Readers in Council,
The JapanTimes,
5-4, Shibaura 4-chome,
Minato-ku, Tokyo 108-0023
In his major league baseball career Mark McGwire gave us a great show. Why do people care that he took steroids (“McGwire admission gets mixed reaction,” January 14, 2010)? Fairness? Yawn! Everyone adored his spectacle at the time - and adored him for giving it to us - and that is what organized athletics is mostly about. Spectacle, circus and theater. It is the fans who are inconsistent. That is why I don’t begrudge athletes the use of performance enhancers and I rue sports ruling bodies as preachy and assuming, playing with the idea of the nobility of peaceful sporting competition and the brotherhood of man. Professional sports are businesses, and that is pretty much it.
It is at times like this that sports information crosses the line from mere recreation to hard news.

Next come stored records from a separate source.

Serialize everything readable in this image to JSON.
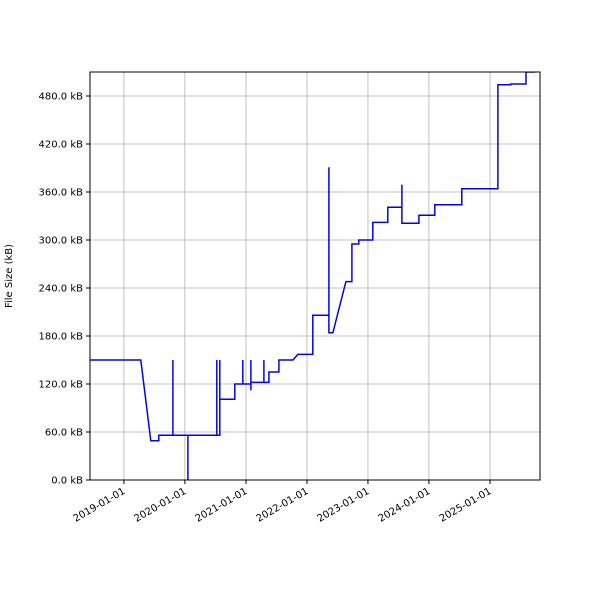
{
  "chart_data": {
    "type": "line",
    "title": "",
    "xlabel": "",
    "ylabel": "File Size (kB)",
    "xlim": [
      "2018-06-12",
      "2025-10-27"
    ],
    "ylim": [
      0,
      510
    ],
    "grid": true,
    "line_color": "#0000ff",
    "x_ticks": [
      "2019-01-01",
      "2020-01-01",
      "2021-01-01",
      "2022-01-01",
      "2023-01-01",
      "2024-01-01",
      "2025-01-01"
    ],
    "y_ticks": [
      0,
      60,
      120,
      180,
      240,
      300,
      360,
      420,
      480
    ],
    "y_tick_labels": [
      "0.0 kB",
      "60.0 kB",
      "120.0 kB",
      "180.0 kB",
      "240.0 kB",
      "300.0 kB",
      "360.0 kB",
      "420.0 kB",
      "480.0 kB"
    ],
    "series": [
      {
        "points": [
          [
            "2018-06-12",
            150
          ],
          [
            "2019-04-12",
            150
          ],
          [
            "2019-06-11",
            49
          ],
          [
            "2019-07-29",
            49
          ],
          [
            "2019-07-29",
            56
          ],
          [
            "2019-10-21",
            56
          ],
          [
            "2019-10-21",
            150
          ],
          [
            "2019-10-21",
            56
          ],
          [
            "2020-01-19",
            56
          ],
          [
            "2020-01-19",
            0
          ],
          [
            "2020-01-19",
            56
          ],
          [
            "2020-07-10",
            56
          ],
          [
            "2020-07-10",
            150
          ],
          [
            "2020-07-10",
            56
          ],
          [
            "2020-07-28",
            56
          ],
          [
            "2020-07-28",
            150
          ],
          [
            "2020-07-28",
            101
          ],
          [
            "2020-10-26",
            101
          ],
          [
            "2020-10-26",
            120
          ],
          [
            "2020-12-13",
            120
          ],
          [
            "2020-12-13",
            150
          ],
          [
            "2020-12-13",
            120
          ],
          [
            "2021-01-30",
            120
          ],
          [
            "2021-01-30",
            150
          ],
          [
            "2021-01-30",
            112
          ],
          [
            "2021-01-30",
            122
          ],
          [
            "2021-04-18",
            122
          ],
          [
            "2021-04-18",
            150
          ],
          [
            "2021-04-18",
            122
          ],
          [
            "2021-05-18",
            122
          ],
          [
            "2021-05-18",
            135
          ],
          [
            "2021-07-17",
            135
          ],
          [
            "2021-07-17",
            150
          ],
          [
            "2021-10-09",
            150
          ],
          [
            "2021-11-07",
            157
          ],
          [
            "2022-02-05",
            157
          ],
          [
            "2022-02-05",
            206
          ],
          [
            "2022-05-12",
            206
          ],
          [
            "2022-05-12",
            391
          ],
          [
            "2022-05-12",
            184
          ],
          [
            "2022-06-05",
            184
          ],
          [
            "2022-08-22",
            248
          ],
          [
            "2022-09-27",
            248
          ],
          [
            "2022-09-27",
            295
          ],
          [
            "2022-11-07",
            295
          ],
          [
            "2022-11-07",
            300
          ],
          [
            "2023-01-30",
            300
          ],
          [
            "2023-01-30",
            322
          ],
          [
            "2023-04-30",
            322
          ],
          [
            "2023-04-30",
            341
          ],
          [
            "2023-07-23",
            341
          ],
          [
            "2023-07-23",
            369
          ],
          [
            "2023-07-23",
            321
          ],
          [
            "2023-11-02",
            321
          ],
          [
            "2023-11-02",
            331
          ],
          [
            "2024-02-05",
            331
          ],
          [
            "2024-02-05",
            344
          ],
          [
            "2024-07-16",
            344
          ],
          [
            "2024-07-16",
            364
          ],
          [
            "2025-02-17",
            364
          ],
          [
            "2025-02-17",
            494
          ],
          [
            "2025-05-05",
            494
          ],
          [
            "2025-05-05",
            495
          ],
          [
            "2025-08-04",
            495
          ],
          [
            "2025-08-04",
            510
          ],
          [
            "2025-09-27",
            510
          ]
        ]
      }
    ]
  }
}
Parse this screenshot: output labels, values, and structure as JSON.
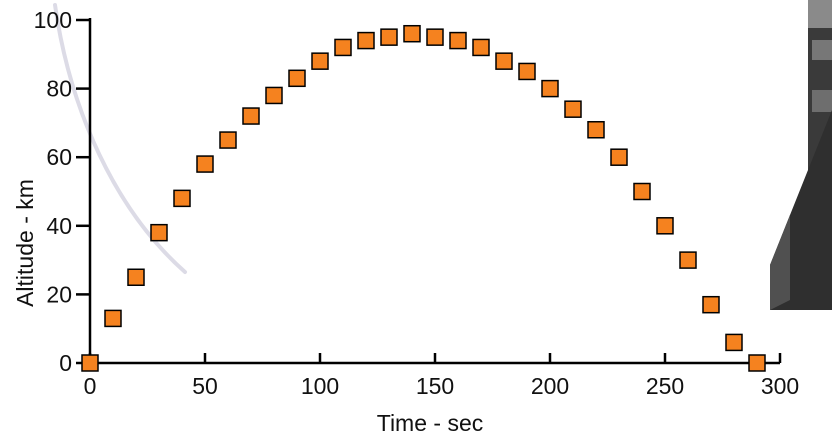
{
  "chart_data": {
    "type": "scatter",
    "title": "",
    "xlabel": "Time - sec",
    "ylabel": "Altitude - km",
    "xlim": [
      0,
      300
    ],
    "ylim": [
      0,
      100
    ],
    "xticks": [
      0,
      50,
      100,
      150,
      200,
      250,
      300
    ],
    "yticks": [
      0,
      20,
      40,
      60,
      80,
      100
    ],
    "grid": false,
    "marker": "square",
    "marker_color": "#F5821F",
    "marker_edge_color": "#000000",
    "series": [
      {
        "x": [
          0,
          10,
          20,
          30,
          40,
          50,
          60,
          70,
          80,
          90,
          100,
          110,
          120,
          130,
          140,
          150,
          160,
          170,
          180,
          190,
          200,
          210,
          220,
          230,
          240,
          250,
          260,
          270,
          280,
          290
        ],
        "y": [
          0,
          13,
          25,
          38,
          48,
          58,
          65,
          72,
          78,
          83,
          88,
          92,
          94,
          95,
          96,
          95,
          94,
          92,
          88,
          85,
          80,
          74,
          68,
          60,
          50,
          40,
          30,
          17,
          6,
          0
        ]
      }
    ]
  }
}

In fact, I want to see more drug use and an official Drug Olympics where every participant is doped up seven ways from Sunday, because I want to know the absolute limits of the human physical machine. It would be a valuable lesson for the sciences of space travel and planetary colonization, not to mention our own terrestrial evolution. I would love to see baseball sluggers hit hundreds of home runs in a single season, or javelin throwers toss their sticks a kilometer. I want to see sprinters run a hundred meters in five seconds. I hope to see power lifters hoist a couple tons straight over their heads in one heave, and swimmers habitually hold their breath under water for ten minutes.
Let’s not pretend that there is anything more commendable of sports and their players than the sheer spectacle. These are normal people, after all, and I can easily think of more admirable role models than men or women who kick, hit, or throw balls around instead of having a real job. I am completely incapable of doing what they do, but so what? I know that I regularly rant against sports, but not without reason.